HARGA WAKTU ANDA

Diterbitkan oleh : Kompas 
Pada tanggal : 25 November 2017

TUHAN memberi kita waktu setiap hari. Kita dapat membuangnya atau menggunakannya untuk kebaikan. Ketika esok tiba, hari ini akan hilang selamanya, meninggalkan sesuatu ditempatnya dengan sesuatu yang telah kita tukar untuknya. Sebuah hari dapat digunakan untuk keuntungan, bukan kerugian; untuk kebaikan bukan kejahatan; dan untuk kesuksesan, bukan kegagalan.

Saya sangat percaya bahwa orang yang akan berkata, “ aku akan melakukannya kalau aku ada waktu,” tidak akan mendapatkan waktu untuk apa pun. Jika ingin waktu, kita harus membuatnya.

Ukuran prestasi kita dalam hal hidup ini bukanlah ukuran waktu yang dimiliki untuk melakukan sesuatu, melainkan merupakan untuk ukuran dari apa yang dilakukan dengan waktu yang dimiliki, dengan bakat-bakat yang dimiliki. Apa saja anggapan keliru yang menghambat?

Disiplin dianggap buruk

Sering kali pada saat ada orang lain menerapkan kedisiplinan kepada kita untuk hal yang sesungguhnya positif, kita menganggap justru mereka telah melakukan telah melakukan sikap yang kasar. Contoh, karena sering menunda pekerjaan, pimpinan dikantor tidak mempromosikan kita. Karena borosnya istri dalam mengelola uang, suami memberlakukan aturan dalam pengeluaran.
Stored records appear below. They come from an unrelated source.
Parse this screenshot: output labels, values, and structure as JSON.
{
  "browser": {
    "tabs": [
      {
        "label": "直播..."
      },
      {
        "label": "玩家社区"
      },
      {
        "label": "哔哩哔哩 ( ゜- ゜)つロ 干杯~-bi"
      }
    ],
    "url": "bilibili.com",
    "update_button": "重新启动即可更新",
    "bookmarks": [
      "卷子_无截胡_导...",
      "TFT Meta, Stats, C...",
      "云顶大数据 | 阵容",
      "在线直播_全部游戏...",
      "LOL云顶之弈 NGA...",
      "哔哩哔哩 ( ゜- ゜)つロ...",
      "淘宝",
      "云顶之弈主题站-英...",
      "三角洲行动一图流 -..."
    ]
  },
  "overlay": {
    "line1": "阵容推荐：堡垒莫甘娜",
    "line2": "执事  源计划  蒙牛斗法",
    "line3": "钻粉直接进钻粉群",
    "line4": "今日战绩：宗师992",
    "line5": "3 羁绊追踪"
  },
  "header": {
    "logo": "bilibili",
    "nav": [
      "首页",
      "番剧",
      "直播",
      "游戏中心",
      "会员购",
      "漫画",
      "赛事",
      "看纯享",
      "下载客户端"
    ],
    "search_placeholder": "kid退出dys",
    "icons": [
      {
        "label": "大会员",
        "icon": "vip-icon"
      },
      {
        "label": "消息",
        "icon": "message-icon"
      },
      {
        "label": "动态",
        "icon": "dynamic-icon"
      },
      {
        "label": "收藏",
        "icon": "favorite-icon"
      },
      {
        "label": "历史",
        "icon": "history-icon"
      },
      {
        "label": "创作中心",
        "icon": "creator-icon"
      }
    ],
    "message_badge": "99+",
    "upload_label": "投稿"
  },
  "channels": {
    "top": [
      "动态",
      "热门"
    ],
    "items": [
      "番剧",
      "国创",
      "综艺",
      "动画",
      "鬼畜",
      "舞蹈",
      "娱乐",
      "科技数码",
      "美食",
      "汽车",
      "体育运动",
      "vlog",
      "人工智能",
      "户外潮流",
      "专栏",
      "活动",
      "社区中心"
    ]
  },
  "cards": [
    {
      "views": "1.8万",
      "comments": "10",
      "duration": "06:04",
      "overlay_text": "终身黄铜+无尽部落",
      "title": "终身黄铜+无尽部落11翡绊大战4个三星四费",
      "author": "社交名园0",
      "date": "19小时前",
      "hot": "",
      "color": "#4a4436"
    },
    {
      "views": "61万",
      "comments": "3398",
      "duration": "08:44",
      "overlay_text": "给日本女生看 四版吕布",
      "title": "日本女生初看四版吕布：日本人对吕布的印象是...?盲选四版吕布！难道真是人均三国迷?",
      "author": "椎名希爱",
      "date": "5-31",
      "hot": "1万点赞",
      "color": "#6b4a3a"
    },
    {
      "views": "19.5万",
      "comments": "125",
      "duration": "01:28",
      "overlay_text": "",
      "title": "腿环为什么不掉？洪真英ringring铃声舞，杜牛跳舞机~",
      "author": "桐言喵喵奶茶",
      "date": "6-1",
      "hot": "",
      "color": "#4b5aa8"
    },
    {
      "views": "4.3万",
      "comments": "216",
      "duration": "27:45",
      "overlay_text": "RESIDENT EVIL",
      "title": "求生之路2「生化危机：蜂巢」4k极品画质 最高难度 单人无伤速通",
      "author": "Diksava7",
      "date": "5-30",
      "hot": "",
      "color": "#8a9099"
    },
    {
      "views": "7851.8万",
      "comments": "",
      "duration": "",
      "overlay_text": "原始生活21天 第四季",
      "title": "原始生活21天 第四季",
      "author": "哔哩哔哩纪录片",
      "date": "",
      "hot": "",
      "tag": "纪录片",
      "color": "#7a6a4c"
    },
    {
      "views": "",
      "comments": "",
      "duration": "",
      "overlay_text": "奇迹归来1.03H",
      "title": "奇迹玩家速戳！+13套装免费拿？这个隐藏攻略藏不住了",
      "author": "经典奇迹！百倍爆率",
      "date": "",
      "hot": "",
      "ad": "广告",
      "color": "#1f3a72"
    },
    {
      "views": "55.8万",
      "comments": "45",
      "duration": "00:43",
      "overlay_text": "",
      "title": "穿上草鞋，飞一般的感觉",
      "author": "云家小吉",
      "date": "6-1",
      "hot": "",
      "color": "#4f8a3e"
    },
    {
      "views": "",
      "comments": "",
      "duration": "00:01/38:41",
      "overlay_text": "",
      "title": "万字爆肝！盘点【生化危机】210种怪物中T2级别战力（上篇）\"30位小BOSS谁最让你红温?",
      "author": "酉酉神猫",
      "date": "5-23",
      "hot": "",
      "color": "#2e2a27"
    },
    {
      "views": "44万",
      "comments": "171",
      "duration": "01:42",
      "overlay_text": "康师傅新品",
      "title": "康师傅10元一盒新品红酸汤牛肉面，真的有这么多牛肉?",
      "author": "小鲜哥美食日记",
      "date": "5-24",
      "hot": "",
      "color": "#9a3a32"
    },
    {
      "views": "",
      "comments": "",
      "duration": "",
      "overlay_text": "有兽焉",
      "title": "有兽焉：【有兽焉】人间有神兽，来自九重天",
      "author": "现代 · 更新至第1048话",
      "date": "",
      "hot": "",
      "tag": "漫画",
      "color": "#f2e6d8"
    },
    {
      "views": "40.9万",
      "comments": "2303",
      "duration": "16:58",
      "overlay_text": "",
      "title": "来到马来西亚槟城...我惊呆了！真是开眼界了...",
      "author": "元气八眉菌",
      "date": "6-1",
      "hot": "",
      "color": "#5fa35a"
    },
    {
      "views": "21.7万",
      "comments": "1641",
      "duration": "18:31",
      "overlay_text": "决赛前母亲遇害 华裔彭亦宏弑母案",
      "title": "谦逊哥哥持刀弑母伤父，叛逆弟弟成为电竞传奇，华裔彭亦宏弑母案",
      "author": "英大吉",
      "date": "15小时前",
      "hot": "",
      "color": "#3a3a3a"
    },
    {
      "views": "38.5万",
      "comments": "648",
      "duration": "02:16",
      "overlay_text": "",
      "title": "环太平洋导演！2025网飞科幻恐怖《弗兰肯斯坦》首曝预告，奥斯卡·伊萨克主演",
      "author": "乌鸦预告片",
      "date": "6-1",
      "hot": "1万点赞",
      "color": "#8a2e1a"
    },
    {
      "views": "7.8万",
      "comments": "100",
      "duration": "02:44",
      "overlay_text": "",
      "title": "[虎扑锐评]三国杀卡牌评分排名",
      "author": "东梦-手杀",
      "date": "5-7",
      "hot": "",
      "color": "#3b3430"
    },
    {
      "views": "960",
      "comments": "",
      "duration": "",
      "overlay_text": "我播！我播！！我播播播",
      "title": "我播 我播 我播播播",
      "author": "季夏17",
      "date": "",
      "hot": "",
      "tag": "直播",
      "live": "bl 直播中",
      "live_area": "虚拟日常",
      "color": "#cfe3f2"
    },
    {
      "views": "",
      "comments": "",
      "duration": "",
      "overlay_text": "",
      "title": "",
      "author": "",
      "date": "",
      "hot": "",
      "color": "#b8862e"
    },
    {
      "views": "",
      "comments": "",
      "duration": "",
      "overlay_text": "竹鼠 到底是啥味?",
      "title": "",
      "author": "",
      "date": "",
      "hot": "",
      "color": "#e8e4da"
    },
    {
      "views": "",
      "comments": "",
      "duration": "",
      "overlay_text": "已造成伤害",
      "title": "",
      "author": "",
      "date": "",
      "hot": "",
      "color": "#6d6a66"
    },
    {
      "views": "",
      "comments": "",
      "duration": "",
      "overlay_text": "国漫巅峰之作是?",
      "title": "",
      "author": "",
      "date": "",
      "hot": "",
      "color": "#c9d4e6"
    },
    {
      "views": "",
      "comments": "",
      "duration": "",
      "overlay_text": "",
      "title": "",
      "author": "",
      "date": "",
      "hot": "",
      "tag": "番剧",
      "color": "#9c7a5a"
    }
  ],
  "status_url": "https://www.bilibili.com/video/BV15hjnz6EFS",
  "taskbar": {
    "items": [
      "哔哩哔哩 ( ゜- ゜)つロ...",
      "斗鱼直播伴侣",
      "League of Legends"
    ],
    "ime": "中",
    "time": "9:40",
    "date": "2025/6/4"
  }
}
Contoh, sesungguhnya bila diterima dengan pikiran positif dan rendah hati, kita akan mau mengevaluasi dan mengkoreksi diri sendiri dulu. Sama seperti Anda, semua orang juga punya kesabaran dan juga ingin dihargai.

Sukses karena uang

Uang sering menjadikan alasan untuk tidak melakukan sesuatu. Tidak punya uang, sering dijadikan alasan untuk tidak bisa mencapai impian. Bagi saya, yang terpenting adalah adanya kemauan/niat. Tidak ada dipaksa atau terpaksa, tapi kemauan yang datang dari diri sendiri. Tanpa kemauan, uang Anda yang setumpuk tidak akan berarti apa-apa.

Rencana harus matang.

Biasanya, jika rencana dibuat sangat matang, pelaksanaannya justru akan tertunda. Waktu yang akan tersita akan lebih lama lagi. Anda akan kalah cepat oleh orang lain, yang lebih dulu melakukan tanpa perencanaan macam-macam. Yang terpenting disini adalah sikap tahan banting dan tidak cengeng. Untuk mencapai sukses, Anda harus menjadikan masalah dan kegagalan sebagai tantangan.

Kerja penuh tekanan

Kita harus bekerja keras untuk mencapai sesuatu. Kerja keras dan kerja cerdas selalu menjadi perinsip kesuksesan. Namun, mengapa orang sudah melakukan hal ini, tidak juga bisa berhasil? Sebab, mengartikan kerja keras itu seolah harus membanting tulang dan penuh dengan tekanan. Setiap pekerjaan sebaiknya selalu dinikmati. Dengan menikmatinya, tak ada lagi kata capek, malas. Kita akan jauh dari tekanan dan bekerja dengan gembira.

So, apakah Anda sudah menggunkan waktu dengan maksimal sekarang? Adakah hal-hal yang seharusnya Anda lakukan, tapi tidak dilakukan? Ingatlah, ketika hari esok datang, kita akan membayar mahal untuk apa yang tidak kita lakukan hari ini. Lakukan, bergeraklah, mulailah, bertindahlah sekarang, dan lihat hasilnya.